Aprendi e aprendo muito, muito, com outras mulheres em luta. Cada mulher, que escuto falar da sua luta, me fortalece no meu território. O processo de defesa do território não é fácil, é muito adoecedor! É constante, é constante a injustiça! O carcinicultor, os empresários da usina eólica apontam o dedo na nossa cara constantemente! Somos vigiadas dentro do nosso território o tempo todo! Para eu andar no território, andar nas dunas, tem vigília atrás de mim! Queria eu poder tirar aquelas torres, eu não posso carregar uma torre daquela!

Então, aqueles vigias são para quem? São para nós, para nos vigiar e nos criminalizar! E a gente responde processos judiciais. É por isso que estamos no programa de defesa dos direitos humanos, porque somos constantemente ameaçadas, porque fazemos nossa defesa, nossa luta.

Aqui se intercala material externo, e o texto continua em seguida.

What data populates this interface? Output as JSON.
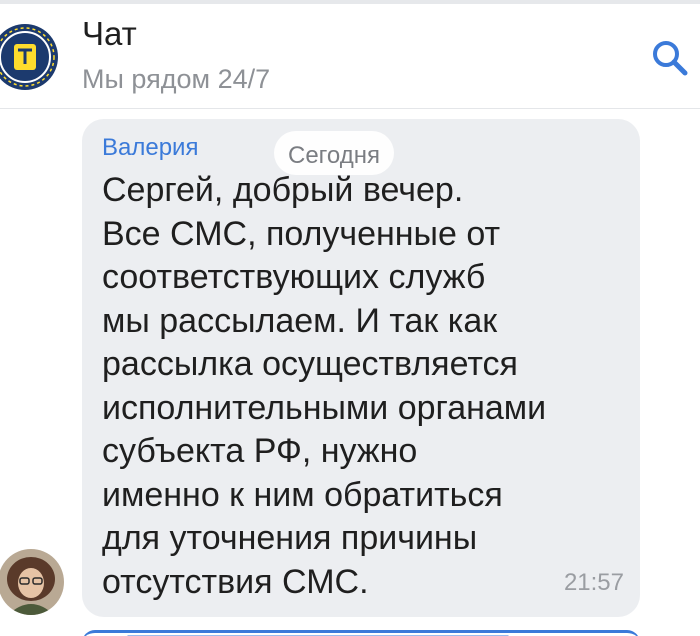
{
  "header": {
    "title": "Чат",
    "subtitle": "Мы рядом 24/7",
    "search_icon": "search-icon",
    "logo_icon": "bank-logo-icon"
  },
  "chat": {
    "date_chip": "Сегодня",
    "message": {
      "sender": "Валерия",
      "text": "Сергей, добрый вечер.\nВсе СМС, полученные от\nсоответствующих служб\nмы рассылаем. И так как\nрассылка осуществляется\nисполнительными органами\nсубъекта РФ, нужно\nименно к ним обратиться\nдля уточнения причины\nотсутствия СМС.",
      "time": "21:57"
    }
  },
  "colors": {
    "accent": "#3b7ad9",
    "bubble": "#eceef1",
    "logo_navy": "#1c3a6e",
    "logo_yellow": "#ffdd2d"
  }
}
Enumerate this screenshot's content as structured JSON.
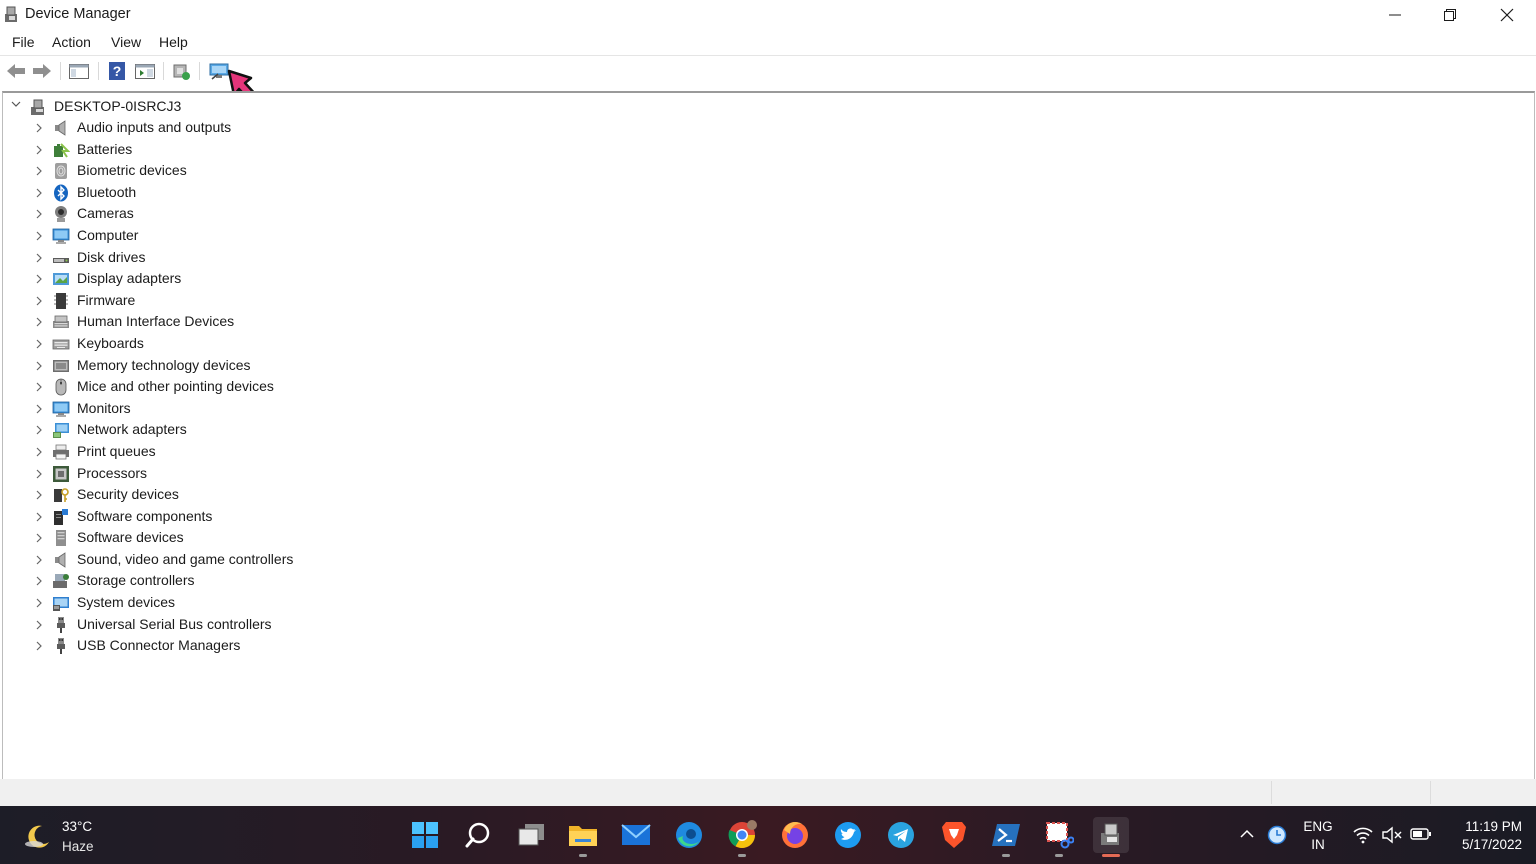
{
  "window": {
    "title": "Device Manager",
    "app_icon": "device-manager-icon",
    "controls": [
      "minimize-icon",
      "restore-icon",
      "close-icon"
    ]
  },
  "menu": {
    "items": [
      {
        "label": "File"
      },
      {
        "label": "Action"
      },
      {
        "label": "View"
      },
      {
        "label": "Help"
      }
    ]
  },
  "toolbar": {
    "buttons": [
      "back-arrow-icon",
      "forward-arrow-icon",
      "show-hide-console-tree-icon",
      "help-icon",
      "show-action-pane-icon",
      "update-driver-icon",
      "scan-hardware-changes-icon"
    ]
  },
  "tree": {
    "root": {
      "label": "DESKTOP-0ISRCJ3",
      "icon": "computer-icon",
      "expanded": true
    },
    "items": [
      {
        "label": "Audio inputs and outputs",
        "icon": "speaker-icon"
      },
      {
        "label": "Batteries",
        "icon": "battery-icon"
      },
      {
        "label": "Biometric devices",
        "icon": "fingerprint-icon"
      },
      {
        "label": "Bluetooth",
        "icon": "bluetooth-icon"
      },
      {
        "label": "Cameras",
        "icon": "camera-icon"
      },
      {
        "label": "Computer",
        "icon": "monitor-icon"
      },
      {
        "label": "Disk drives",
        "icon": "disk-drive-icon"
      },
      {
        "label": "Display adapters",
        "icon": "display-adapter-icon"
      },
      {
        "label": "Firmware",
        "icon": "firmware-icon"
      },
      {
        "label": "Human Interface Devices",
        "icon": "hid-icon"
      },
      {
        "label": "Keyboards",
        "icon": "keyboard-icon"
      },
      {
        "label": "Memory technology devices",
        "icon": "memory-icon"
      },
      {
        "label": "Mice and other pointing devices",
        "icon": "mouse-icon"
      },
      {
        "label": "Monitors",
        "icon": "monitor-icon"
      },
      {
        "label": "Network adapters",
        "icon": "network-adapter-icon"
      },
      {
        "label": "Print queues",
        "icon": "printer-icon"
      },
      {
        "label": "Processors",
        "icon": "processor-icon"
      },
      {
        "label": "Security devices",
        "icon": "security-device-icon"
      },
      {
        "label": "Software components",
        "icon": "software-component-icon"
      },
      {
        "label": "Software devices",
        "icon": "software-device-icon"
      },
      {
        "label": "Sound, video and game controllers",
        "icon": "speaker-icon"
      },
      {
        "label": "Storage controllers",
        "icon": "storage-controller-icon"
      },
      {
        "label": "System devices",
        "icon": "system-device-icon"
      },
      {
        "label": "Universal Serial Bus controllers",
        "icon": "usb-icon"
      },
      {
        "label": "USB Connector Managers",
        "icon": "usb-icon"
      }
    ]
  },
  "taskbar": {
    "weather": {
      "temp": "33°C",
      "condition": "Haze",
      "icon": "moon-icon"
    },
    "apps": [
      "windows-start-icon",
      "search-icon",
      "task-view-icon",
      "file-explorer-icon",
      "mail-icon",
      "edge-icon",
      "chrome-icon",
      "firefox-icon",
      "twitter-icon",
      "telegram-icon",
      "brave-icon",
      "powershell-icon",
      "snipping-tool-icon",
      "device-manager-icon"
    ],
    "tray": {
      "lang_line1": "ENG",
      "lang_line2": "IN",
      "time": "11:19 PM",
      "date": "5/17/2022",
      "icons": [
        "chevron-up-icon",
        "clock-icon",
        "wifi-icon",
        "volume-muted-icon",
        "battery-icon"
      ]
    }
  },
  "colors": {
    "accent": "#0078d4",
    "close_red": "#e81123",
    "pointer_pink": "#e5357a",
    "taskbar_dark": "#1d1d27"
  }
}
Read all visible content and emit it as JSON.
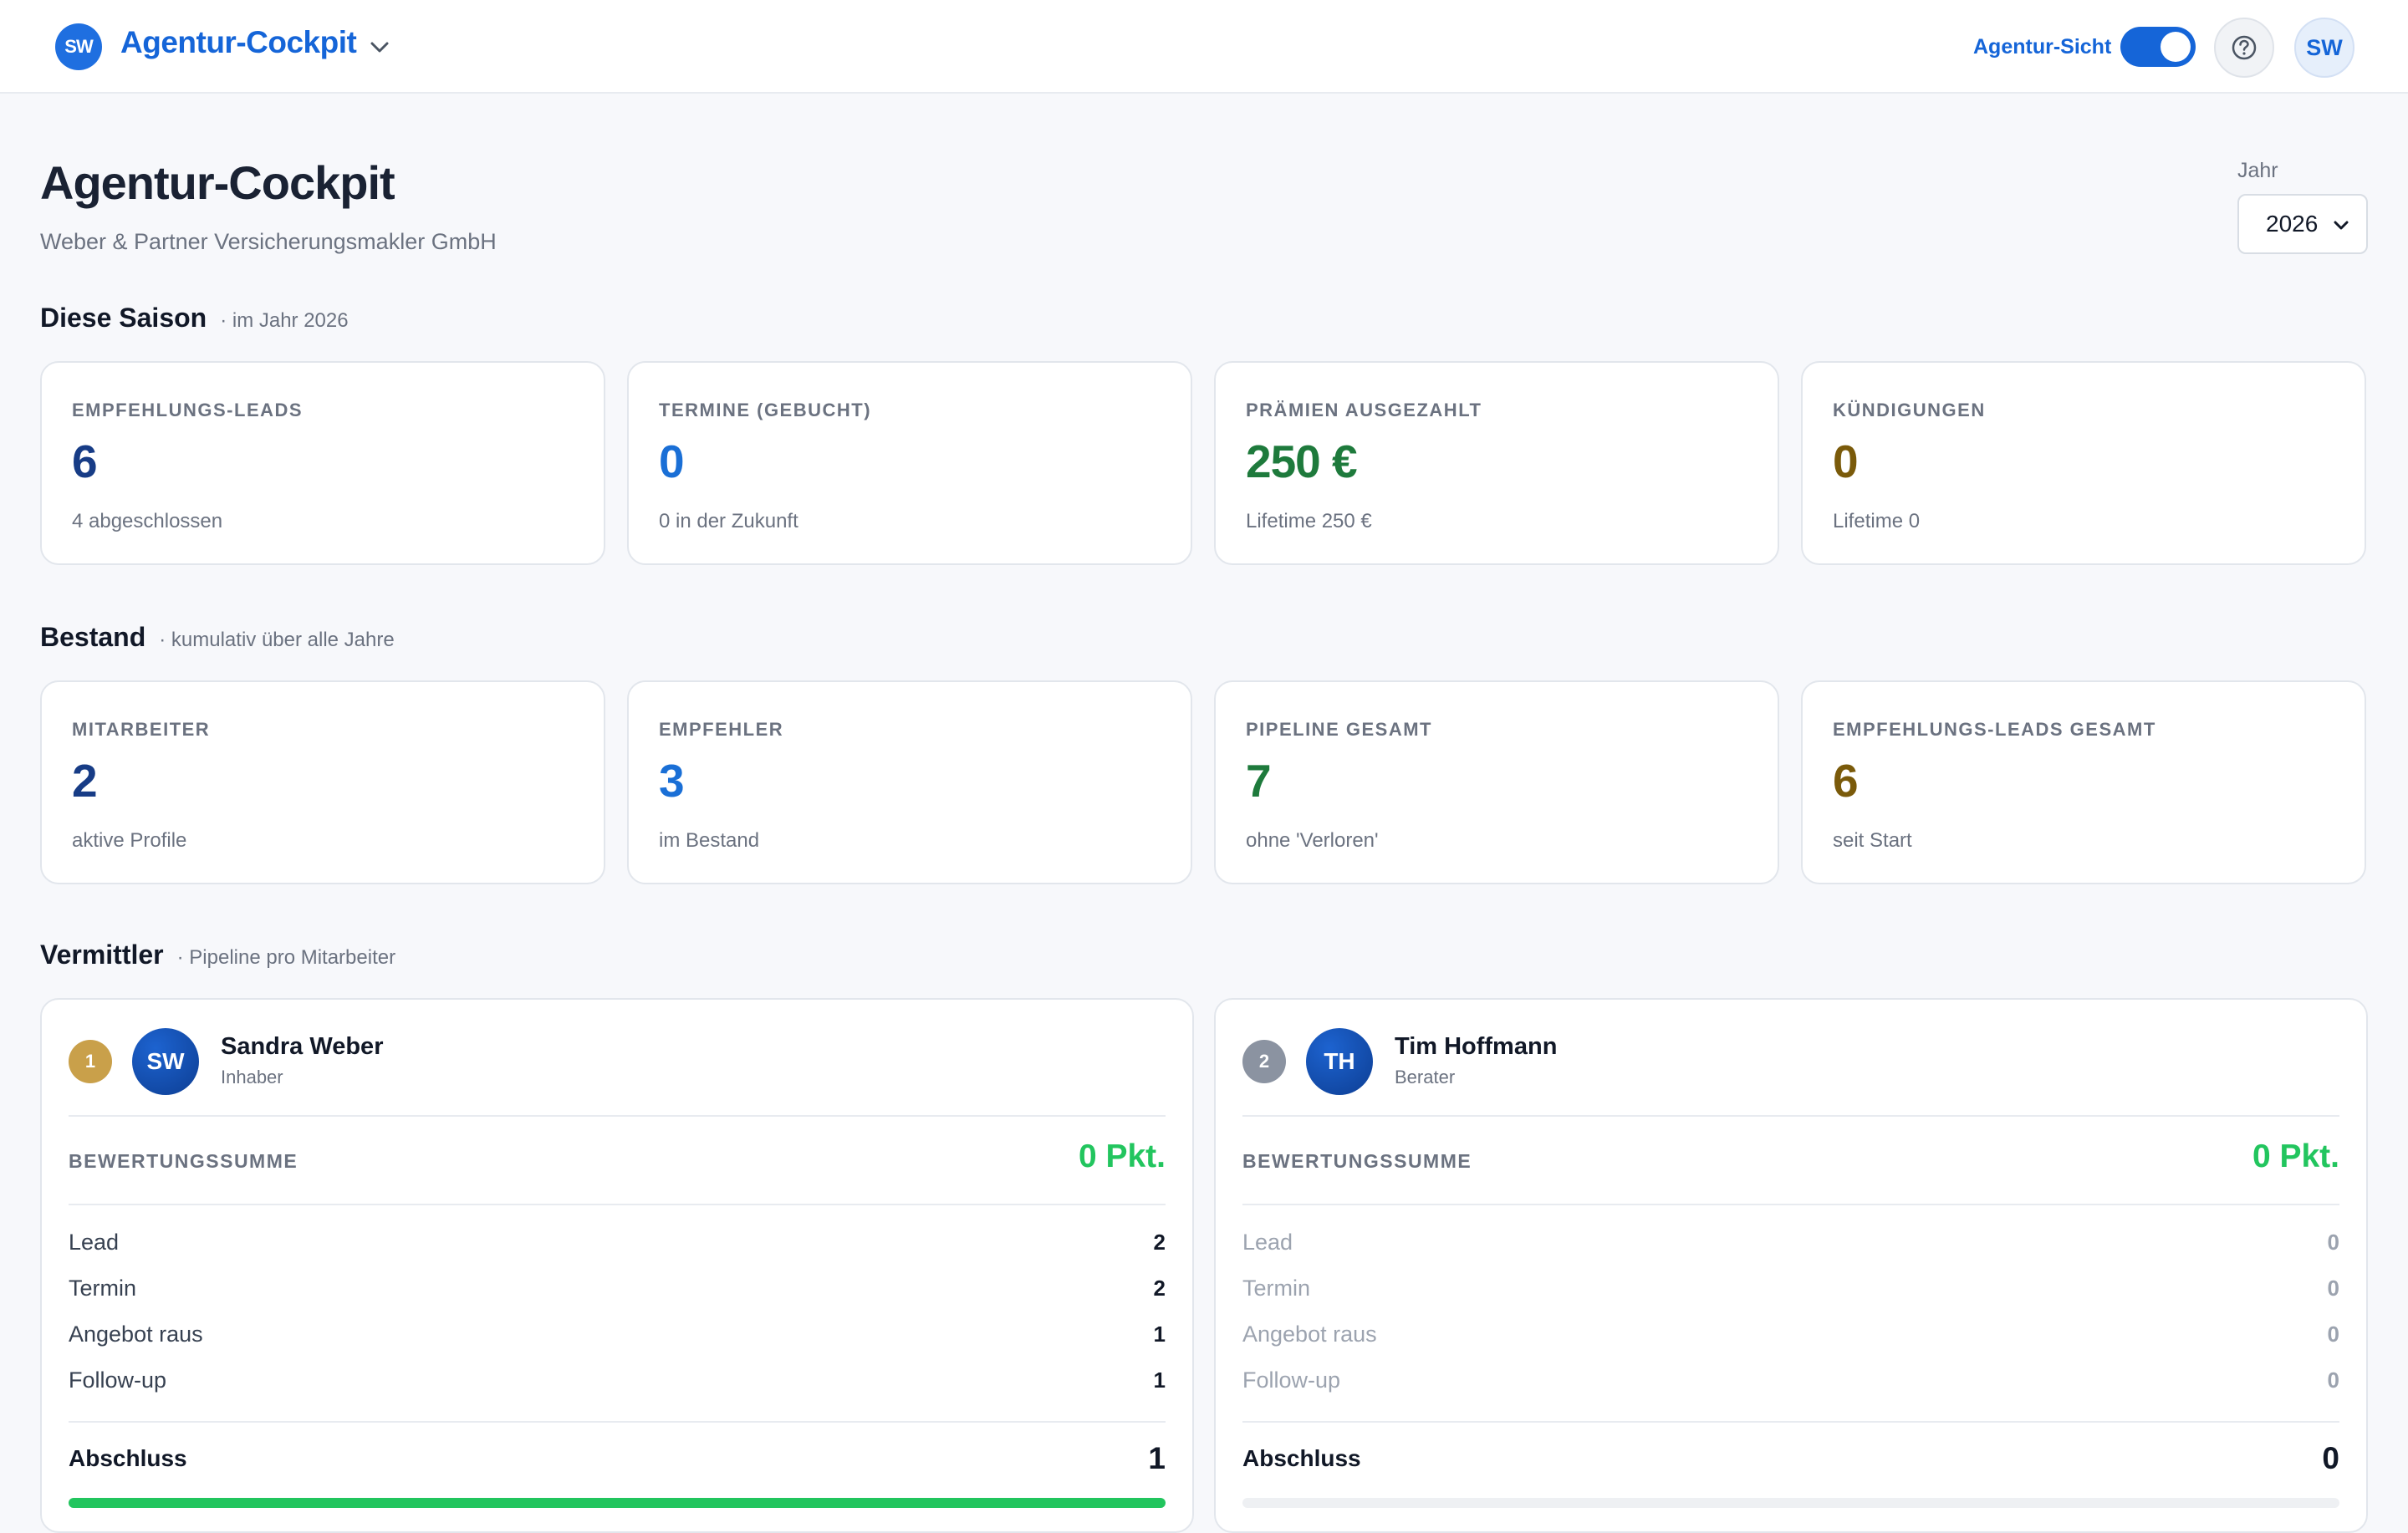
{
  "header": {
    "brand_initials": "SW",
    "title": "Agentur-Cockpit",
    "view_toggle_label": "Agentur-Sicht",
    "view_toggle_on": true,
    "help_icon": "question-circle-icon",
    "user_initials": "SW"
  },
  "page": {
    "title": "Agentur-Cockpit",
    "subtitle": "Weber & Partner Versicherungsmakler GmbH",
    "year_label": "Jahr",
    "year_value": "2026"
  },
  "colors": {
    "accent": "#1565d8",
    "dark_blue": "#173c86",
    "green": "#1e7a3c",
    "olive": "#7a5a0a",
    "success": "#22c55e"
  },
  "season": {
    "title": "Diese Saison",
    "subtitle": "· im Jahr 2026",
    "cards": [
      {
        "label": "EMPFEHLUNGS-LEADS",
        "value": "6",
        "sub": "4 abgeschlossen",
        "color": "#173c86"
      },
      {
        "label": "TERMINE (GEBUCHT)",
        "value": "0",
        "sub": "0 in der Zukunft",
        "color": "#1a6fd6"
      },
      {
        "label": "PRÄMIEN AUSGEZAHLT",
        "value": "250 €",
        "sub": "Lifetime 250 €",
        "color": "#1e7a3c"
      },
      {
        "label": "KÜNDIGUNGEN",
        "value": "0",
        "sub": "Lifetime 0",
        "color": "#7a5a0a"
      }
    ]
  },
  "inventory": {
    "title": "Bestand",
    "subtitle": "· kumulativ über alle Jahre",
    "cards": [
      {
        "label": "MITARBEITER",
        "value": "2",
        "sub": "aktive Profile",
        "color": "#173c86"
      },
      {
        "label": "EMPFEHLER",
        "value": "3",
        "sub": "im Bestand",
        "color": "#1a6fd6"
      },
      {
        "label": "PIPELINE GESAMT",
        "value": "7",
        "sub": "ohne 'Verloren'",
        "color": "#1e7a3c"
      },
      {
        "label": "EMPFEHLUNGS-LEADS GESAMT",
        "value": "6",
        "sub": "seit Start",
        "color": "#7a5a0a"
      }
    ]
  },
  "agents": {
    "title": "Vermittler",
    "subtitle": "· Pipeline pro Mitarbeiter",
    "items": [
      {
        "rank": "1",
        "rank_color": "#c9a04a",
        "initials": "SW",
        "name": "Sandra Weber",
        "role": "Inhaber",
        "score_label": "BEWERTUNGSSUMME",
        "score": "0 Pkt.",
        "stages": [
          {
            "label": "Lead",
            "value": "2"
          },
          {
            "label": "Termin",
            "value": "2"
          },
          {
            "label": "Angebot raus",
            "value": "1"
          },
          {
            "label": "Follow-up",
            "value": "1"
          }
        ],
        "closing_label": "Abschluss",
        "closing_value": "1",
        "progress": 1.0
      },
      {
        "rank": "2",
        "rank_color": "#8b93a1",
        "initials": "TH",
        "name": "Tim Hoffmann",
        "role": "Berater",
        "score_label": "BEWERTUNGSSUMME",
        "score": "0 Pkt.",
        "stages": [
          {
            "label": "Lead",
            "value": "0"
          },
          {
            "label": "Termin",
            "value": "0"
          },
          {
            "label": "Angebot raus",
            "value": "0"
          },
          {
            "label": "Follow-up",
            "value": "0"
          }
        ],
        "closing_label": "Abschluss",
        "closing_value": "0",
        "progress": 0.0
      }
    ]
  }
}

Por fim, a minha formação foi a do território, essa formação que me deixou mais humana, e que eu, como mulher negra pescadora, tenho que ter, tenho que fazer algo, não sou covarde, tenho que lutar por esse território, mesmo adoecida, mesmo com esse processo violento que estamos vivendo! Adoecida, eu estou lutando!

1Técnica de criação de camarões em cativeiro. A carcinicultura precisa fazer comporta, que seria uma forma de drenar a água, então precisa das águas que chegam naquelas camboas para passar para seus tanques de camarão. Carcinicultura são tanques de camarão em cativeiro.

2A Festa do Mangue é um evento tradicional realizado anualmente no Território Quilombola do Cumbe e tem como principal objetivo ocupar o território, falar do ecossistema manguezal e de sua importância para a comunidade quilombola-pesqueira.